JAKARTA: Malaysian palm oil futures ended flat on Tuesday after hitting their lowest level in nearly six months earlier in the session, pressured by higher shipments from top exporter Indonesia and worries around slowing demand in key markets.

The benchmark palm oil contract for September delivery on the Bursa Malaysia Derivatives Exchange closed up 4 ringgit, or 0.08%, at 4,985 ringgit ($1,133.99) per tonne, snapping a four-session decline.

The contract had touched an intraday low of 2.4% during the session.

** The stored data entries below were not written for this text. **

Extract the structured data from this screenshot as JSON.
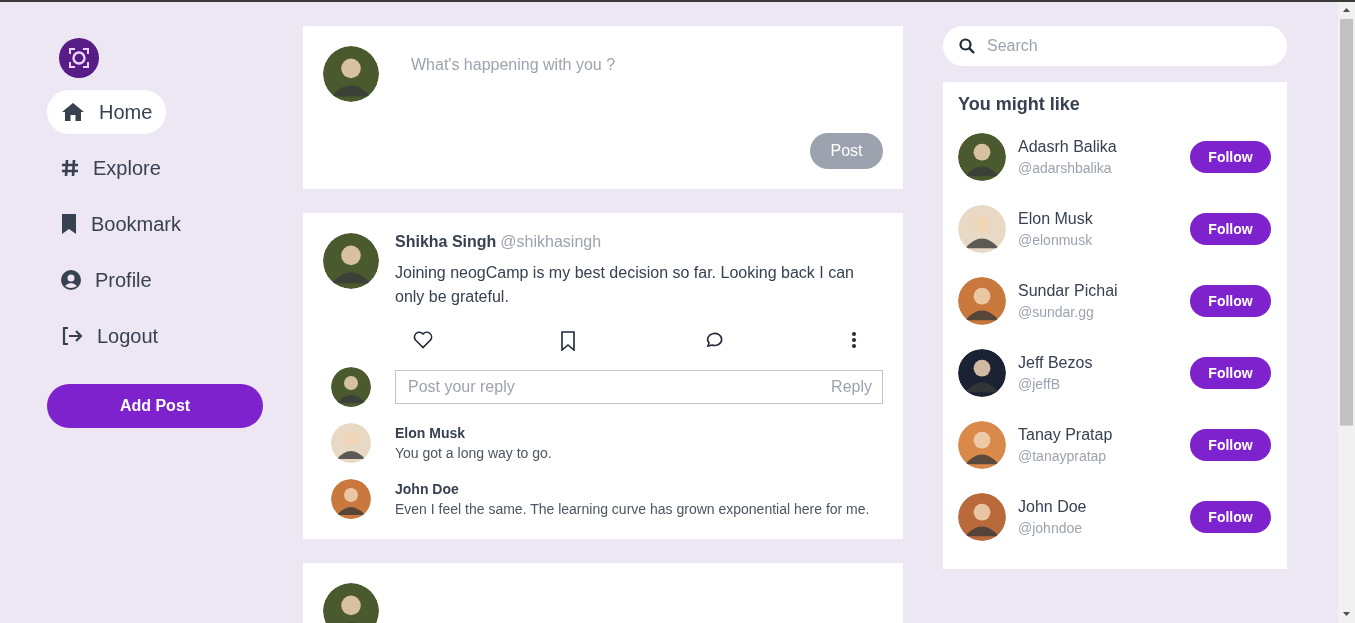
{
  "sidebar": {
    "nav": [
      {
        "kind": "home",
        "label": "Home",
        "selected": true
      },
      {
        "kind": "explore",
        "label": "Explore",
        "selected": false
      },
      {
        "kind": "bookmark",
        "label": "Bookmark",
        "selected": false
      },
      {
        "kind": "profile",
        "label": "Profile",
        "selected": false
      },
      {
        "kind": "logout",
        "label": "Logout",
        "selected": false
      }
    ],
    "add_post": "Add Post"
  },
  "composer": {
    "placeholder": "What's happening with you ?",
    "button": "Post"
  },
  "post": {
    "name": "Shikha Singh",
    "handle": "@shikhasingh",
    "text": "Joining neogCamp is my best decision so far. Looking back I can only be grateful.",
    "reply_placeholder": "Post your reply",
    "reply_button": "Reply",
    "comments": [
      {
        "name": "Elon Musk",
        "text": "You got a long way to go."
      },
      {
        "name": "John Doe",
        "text": "Even I feel the same. The learning curve has grown exponential here for me."
      }
    ]
  },
  "search": {
    "placeholder": "Search"
  },
  "suggestions": {
    "title": "You might like",
    "users": [
      {
        "name": "Adasrh Balika",
        "handle": "@adarshbalika",
        "button": "Follow"
      },
      {
        "name": "Elon Musk",
        "handle": "@elonmusk",
        "button": "Follow"
      },
      {
        "name": "Sundar Pichai",
        "handle": "@sundar.gg",
        "button": "Follow"
      },
      {
        "name": "Jeff Bezos",
        "handle": "@jeffB",
        "button": "Follow"
      },
      {
        "name": "Tanay Pratap",
        "handle": "@tanaypratap",
        "button": "Follow"
      },
      {
        "name": "John Doe",
        "handle": "@johndoe",
        "button": "Follow"
      }
    ]
  }
}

“The (palm oil) contract is having a bear run on the back of renewed China lockdowns, which could lead to lower demand, as well as Indonesia ramping up exports to clear overflow of palm oil reserves,” a Kuala Lumpur-based trader told Reuters.

Indonesia has issued permits to ship more than 1.4 million tonnes of the edible oil as of Monday, to reduce inventories that have prevented refiners from buying more palm fruits from farmers.

Palm oil posts weekly decline of nearly 8% as Indonesia boosts exports

The country also set its July crude palm oil reference price at $1,615.83 per tonne, which would place the export levy and export tax at a maximum $200 per tonne and $288 per tonne, respectively.

Meanwhile, exports of Malaysian palm oil products for June 1-20 fell between 10.5% and 17%, compared with a month earlier, according to cargo surveyors.

Dalian’s most-active soyoil contract fell 3.7%, while its palm oil contract dropped 4.4%. Soyoil prices on the Chicago Board of Trade slid 2%.

Palm oil is affected by price movements in related oils as they compete for a share in the global vegetable oils market.